While the Medicaid portion of the health law is seeing some success, Obama’s inner circle has seized more day-to-day control of the healthcare.gov website to boost enrollment in private plans. The government said in a Dec. 1 report that it had met its goals for repairs to the site, and that most Americans who use it should be able to successfully enroll in health plans.
It wasn’t immediately clear if that was true.
About 100,000 people were able to select plans using the federal system in November, while it was under repair, according to a personal familiar with the project. The administration said it would release official enrollment data monthly, so sign-ups in December aren’t expected to be reported until mid-January.
Traffic at the site yesterday exceeded 1 million users, more than its upgraded capacity of 800,000 after six weeks of repairs. That caused technicians to deploy a new queuing system from about 10 a.m. yesterday that prevents too many people from trying to enroll at the same time.
The queuing system, which appeared to be operating intermittently yesterday, restricts use of the site to fewer than 50,000 people at the same time.

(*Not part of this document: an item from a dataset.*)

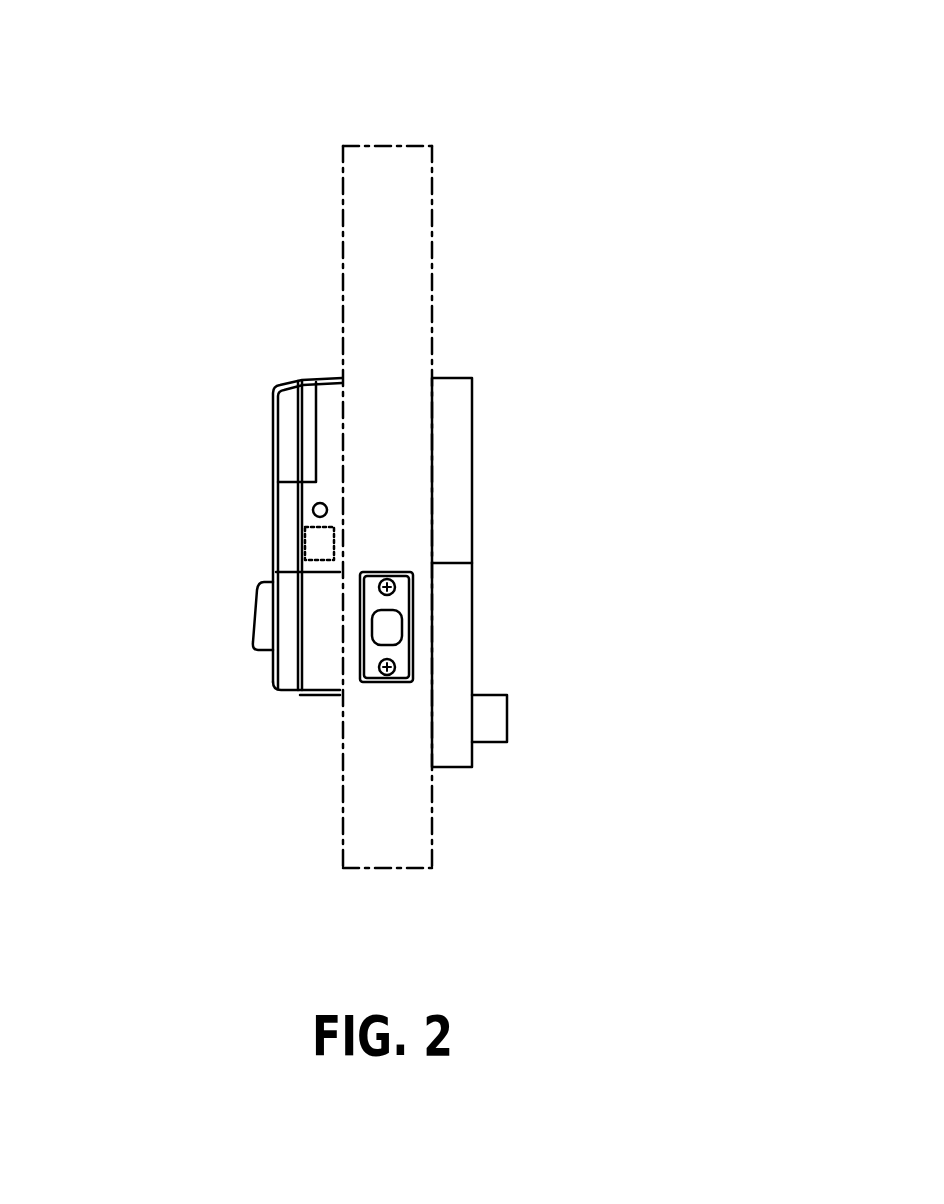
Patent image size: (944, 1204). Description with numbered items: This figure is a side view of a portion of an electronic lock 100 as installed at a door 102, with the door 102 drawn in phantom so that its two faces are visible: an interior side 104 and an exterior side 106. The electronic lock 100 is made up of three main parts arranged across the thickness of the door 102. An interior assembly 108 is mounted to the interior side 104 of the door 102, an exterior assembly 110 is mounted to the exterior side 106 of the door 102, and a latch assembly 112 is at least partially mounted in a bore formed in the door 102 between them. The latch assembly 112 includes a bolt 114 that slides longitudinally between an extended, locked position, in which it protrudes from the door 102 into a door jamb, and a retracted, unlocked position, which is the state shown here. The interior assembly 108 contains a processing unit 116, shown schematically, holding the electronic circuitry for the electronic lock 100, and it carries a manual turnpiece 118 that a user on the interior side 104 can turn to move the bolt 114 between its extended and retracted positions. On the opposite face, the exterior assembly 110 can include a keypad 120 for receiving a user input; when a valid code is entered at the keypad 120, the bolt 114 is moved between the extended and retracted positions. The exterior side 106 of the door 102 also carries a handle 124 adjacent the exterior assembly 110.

Yesterday’s error rate of 0.9 percent per page still means users may have encountered problems in clicking through multiple pages to enroll in a health plan.
It also wasn’t clear if insurers were getting better data as a result of the government’s effort. Each night, healthcare.gov is supposed to send a batch of new enrollments to the insurers. While these so-called 834 files have long been an industry standard in the private sector, the ones sent previously from the Obamacare exchange were often missing data or corrupted to the point that they couldn’t be opened.
Bataille told reporters she had no information about what percentage of 834 transactions are erroneous or how many transmissions the federal enrollment system had made.
“Health plans continue to experience significant problems with the ‘834’ enrollment files,” Robert Zirkelbach, a spokesman for America’s Health Insurance Plans, the industry’s Washington-based lobby group, said in an e-mail.